After she had waiting patiently with her ticket for the cheery computer voice to call her to the window, the Pharmacist had tiredly explained – for apparently the ten thousandth time – that without the original drug script (the one I had forgotten at home) he couldn’t dispense any opiates.
“When’s he having surgery?” he inquired, holding the bottle of Vicoden.
“Right now.” There was a detectable firmness in Susan’s voice. .
“Oh,” he replied. There was an awkward pause. “That’s a problem.”
“Yes, it is,” said Susan, beginning to hiss slightly.

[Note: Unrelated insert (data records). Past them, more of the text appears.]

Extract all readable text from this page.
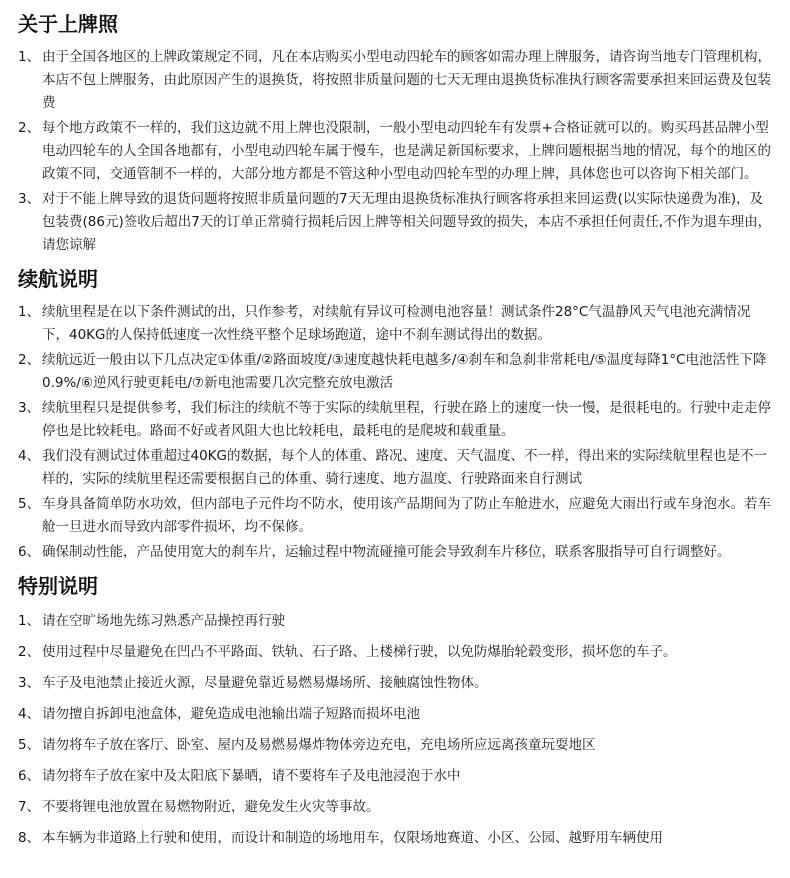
关于上牌照
1、 由于全国各地区的上牌政策规定不同，凡在本店购买小型电动四轮车的顾客如需办理上牌服务，请咨询当地专门管理机构，本店不包上牌服务，由此原因产生的退换货，将按照非质量问题的七天无理由退换货标准执行顾客需要承担来回运费及包装费
2、 每个地方政策不一样的，我们这边就不用上牌也没限制，一般小型电动四轮车有发票+合格证就可以的。购买玛甚品牌小型电动四轮车的人全国各地都有，小型电动四轮车属于慢车，也是满足新国标要求，上牌问题根据当地的情况，每个的地区的政策不同，交通管制不一样的，大部分地方都是不管这种小型电动四轮车型的办理上牌，具体您也可以咨询下相关部门。
3、 对于不能上牌导致的退货问题将按照非质量问题的7天无理由退换货标准执行顾客将承担来回运费(以实际快递费为准)，及包装费(86元)签收后超出7天的订单正常骑行损耗后因上牌等相关问题导致的损失，本店不承担任何责任,不作为退车理由，请您谅解
续航说明
1、 续航里程是在以下条件测试的出，只作参考，对续航有异议可检测电池容量！测试条件28°C气温静风天气电池充满情况下，40KG的人保持低速度一次性绕平整个足球场跑道，途中不刹车测试得出的数据。
2、 续航远近一般由以下几点决定①体重/②路面坡度/③速度越快耗电越多/④刹车和急刹非常耗电/⑤温度每降1°C电池活性下降0.9%/⑥逆风行驶更耗电/⑦新电池需要几次完整充放电激活
3、 续航里程只是提供参考，我们标注的续航不等于实际的续航里程，行驶在路上的速度一快一慢，是很耗电的。行驶中走走停停也是比较耗电。路面不好或者风阻大也比较耗电，最耗电的是爬坡和载重量。
4、 我们没有测试过体重超过40KG的数据，每个人的体重、路况、速度、天气温度、不一样，得出来的实际续航里程也是不一样的，实际的续航里程还需要根据自己的体重、骑行速度、地方温度、行驶路面来自行测试
5、 车身具备简单防水功效，但内部电子元件均不防水，使用该产品期间为了防止车舱进水，应避免大雨出行或车身泡水。若车舱一旦进水而导致内部零件损坏，均不保修。
6、 确保制动性能，产品使用宽大的刹车片，运输过程中物流碰撞可能会导致刹车片移位，联系客服指导可自行调整好。
特别说明
1、 请在空旷场地先练习熟悉产品操控再行驶
2、 使用过程中尽量避免在凹凸不平路面、铁轨、石子路、上楼梯行驶，以免防爆胎轮毂变形，损坏您的车子。
3、 车子及电池禁止接近火源，尽量避免靠近易燃易爆场所、接触腐蚀性物体。
4、 请勿擅自拆卸电池盒体，避免造成电池输出端子短路而损坏电池
5、 请勿将车子放在客厅、卧室、屋内及易燃易爆炸物体旁边充电，充电场所应远离孩童玩耍地区
6、 请勿将车子放在家中及太阳底下暴晒，请不要将车子及电池浸泡于水中
7、 不要将锂电池放置在易燃物附近，避免发生火灾等事故。
8、 本车辆为非道路上行驶和使用，而设计和制造的场地用车，仅限场地赛道、小区、公园、越野用车辆使用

“It is … yes” repeated the Pharmacist, feeling suddenly a bit vulnerable. It was becoming apparent that waving the bottle of meds in front of the woman whose husband was – even now— in surgery was not such a good idea. He put the bottle under the counter out of sight and, looking surreptitiously around, leaned forward. He raised an eyebrow toward the security camera. “They really won’t let me,” he said in a low voice, as if (if it were up to him) he would just as soon happily hand her a box of Oxycontin samples and be done with it.
Back upstairs in the surgery waiting room, Susan tracked down the Admitting Nurse. When the nurse confirmed that an original script was necessary, she asked if the doctor could reissue one.
“No … I don’t think so … no,” the nurse said deliberatively, holding firm to the primary rule of nursing, which is: First, do no annoying the doctor. “You live here in Tacoma,” she ventured, “You could go back and get it. You’ve got plenty of time.”
Somehow, being told that her husband would be in surgery for “plenty of time” was not comforting to Susan. In fact, it was a bit alarming. “I’m not leaving him in surgery,” she declared. “I’ll just give him some of my pain meds when we get home.”
“But … ,” the nurse began.
“I am not leaving,” Susan growled.
The nurse relented. This was a losing battle. Let her stay. Besides, it was better than tracking down the designated drivers who left, especially the idiots who tried to run as many errands as they could during a surgery. Just last week some woman finally answered her cell phone from a salon and asked – as if the Recovery Room were a doggy daycare – if “Dougy” could stay “just a little bit longer” because her foil treatment was taking longer than expected.
“Okay,” she said. “We’ll load him up so that you can get him home, and then you can come back and get the prescription filled when you can.”
“That’ll work,” agreed Susan. “He’ll be happy about that.”
“Oh,” replied the nurse as she disappeared back into the surgical ward, “He’ll be real happy, all right.”
A couple of hours went by.
Finally, a doctor emerged into the waiting room. “Nelson?” he inquired at large. When Susan indicated herself, he continued. “Would you come with me?” he said, gesturing toward a conference room.
Susan’s stomach tightened. While it’s not necessarily bad to be called back to a conference room, it’s never good. No doctor ever calls you back into the conference room to announce that he’s just pulled off something worthy of “ER” or “House.”
Back in the room the surgeon immediately tried to put her mind at ease. “The surgery went well,” he said “We didn’t do anything we didn’t expect to do,”
“But we found something we didn’t expected.”
She tensed. In her experience, when a doctor finds something “unexpected,” it is always something very, very bad.
“A tendon was missing.”
“Missing?” Susan queried, relaxing again from both relief and from interest. Maybe she was married to a medical anomaly.
“He’s ruptured the Long Head tendon at some point and we couldn’t reattach it.”
“Oh,” she said relaxing a bit more, “You mean it was retracted?”
“Exactly.” Now it was the surgeon who was relaxing. It was always a relief to talk with someone who knew the lingo. Then he went on to explain the rest of the details in the technical jargon of the Orthopod.
When the surgeon was through, a different nurse took Susan back to the Recovery Room. There it became quite apparent I was, indeed, and in the technical jargon of the Admitting Nurse, completely “loaded up” and really, really happy.